I put the phone down, and I went to my bedroom, and I laid on the floor. I turned my face into the carpet, and I cried. And I kept on crying. I simply wasn't able to stop.
I remember Anna, sitting next to me, patting my back. I remember David, crying, upset because I was upset, trying to climb on me and make me get up. And eventually, their father came home, got them downstairs, made them some dinner, and thundered a bit at the both of them for the way they'd treated their mother.
I crawled up into bed, and he asked me if I wanted dinner. I told him I just wanted to sleep, so I did. And then sometime shortly after midnight, my daughter screamed me awake in her sleep, and the cycle started again.
But the next day was a better day. Thank God.
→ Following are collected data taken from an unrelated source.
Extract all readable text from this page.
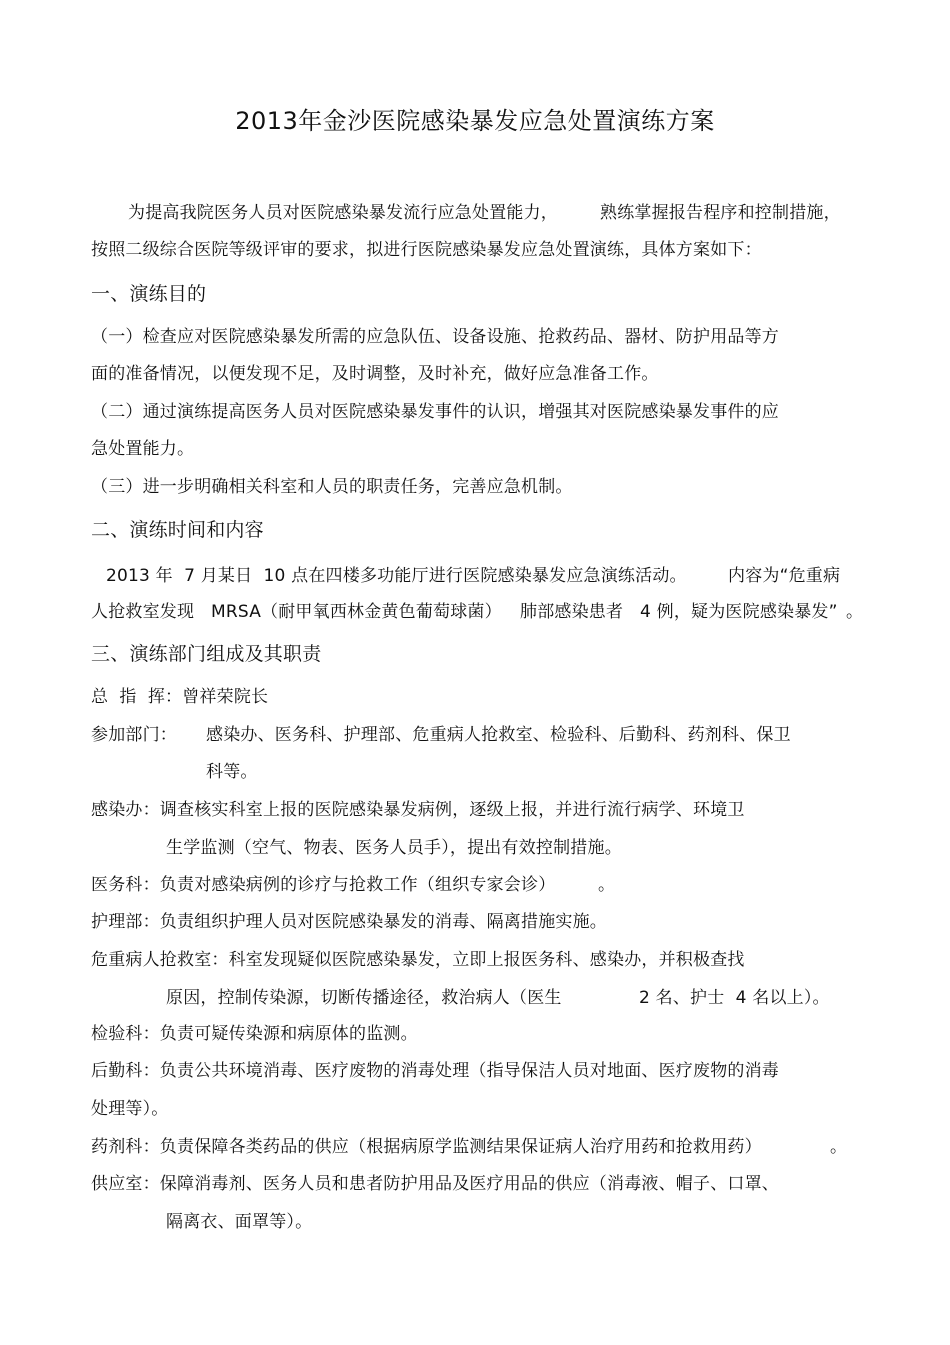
2013年金沙医院感染暴发应急处置演练方案
为提高我院医务人员对医院感染暴发流行应急处置能力， 熟练掌握报告程序和控制措施，
按照二级综合医院等级评审的要求，拟进行医院感染暴发应急处置演练，具体方案如下：
一、演练目的
（一）检查应对医院感染暴发所需的应急队伍、设备设施、抢救药品、器材、防护用品等方
面的准备情况，以便发现不足，及时调整，及时补充，做好应急准备工作。
（二）通过演练提高医务人员对医院感染暴发事件的认识，增强其对医院感染暴发事件的应
急处置能力。
（三）进一步明确相关科室和人员的职责任务，完善应急机制。
二、演练时间和内容
2013 年  7 月某日  10 点在四楼多功能厅进行医院感染暴发应急演练活动。 内容为“危重病
人抢救室发现   MRSA（耐甲氧西林金黄色葡萄球菌） 肺部感染患者   4 例，疑为医院感染暴发” 。
三、演练部门组成及其职责
总  指  挥：曾祥荣院长
参加部门： 感染办、医务科、护理部、危重病人抢救室、检验科、后勤科、药剂科、保卫
科等。
感染办：调查核实科室上报的医院感染暴发病例，逐级上报，并进行流行病学、环境卫
生学监测（空气、物表、医务人员手），提出有效控制措施。
医务科：负责对感染病例的诊疗与抢救工作（组织专家会诊）	。
护理部：负责组织护理人员对医院感染暴发的消毒、隔离措施实施。
危重病人抢救室：科室发现疑似医院感染暴发，立即上报医务科、感染办，并积极查找
原因，控制传染源，切断传播途径，救治病人（医生	2 名、护士  4 名以上）。
检验科：负责可疑传染源和病原体的监测。
后勤科：负责公共环境消毒、医疗废物的消毒处理（指导保洁人员对地面、医疗废物的消毒
处理等）。
药剂科：负责保障各类药品的供应（根据病原学监测结果保证病人治疗用药和抢救用药）	。
供应室：保障消毒剂、医务人员和患者防护用品及医疗用品的供应（消毒液、帽子、口罩、
隔离衣、面罩等）。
Thank God it was.
And as hard as it is right now, remembering that day, or the fact that there were many of those days and on the rare occasion, I still have a day similar to that one, I realize that I don't see how hard all of that was as much as I see how far we've come.
So I told my daughter the truth, and I know she saw it in my eyes.
"Anna, if you get a kid like that, you'll handle it. It's what you do. And it'll work out. You're a strong girl and you'll be an even stronger woman, and there is nothing, nothing you won't do for that kid. Nothing."
Life is never perfect. Or planned. But it teaches you things about yourself that you really needed to learn.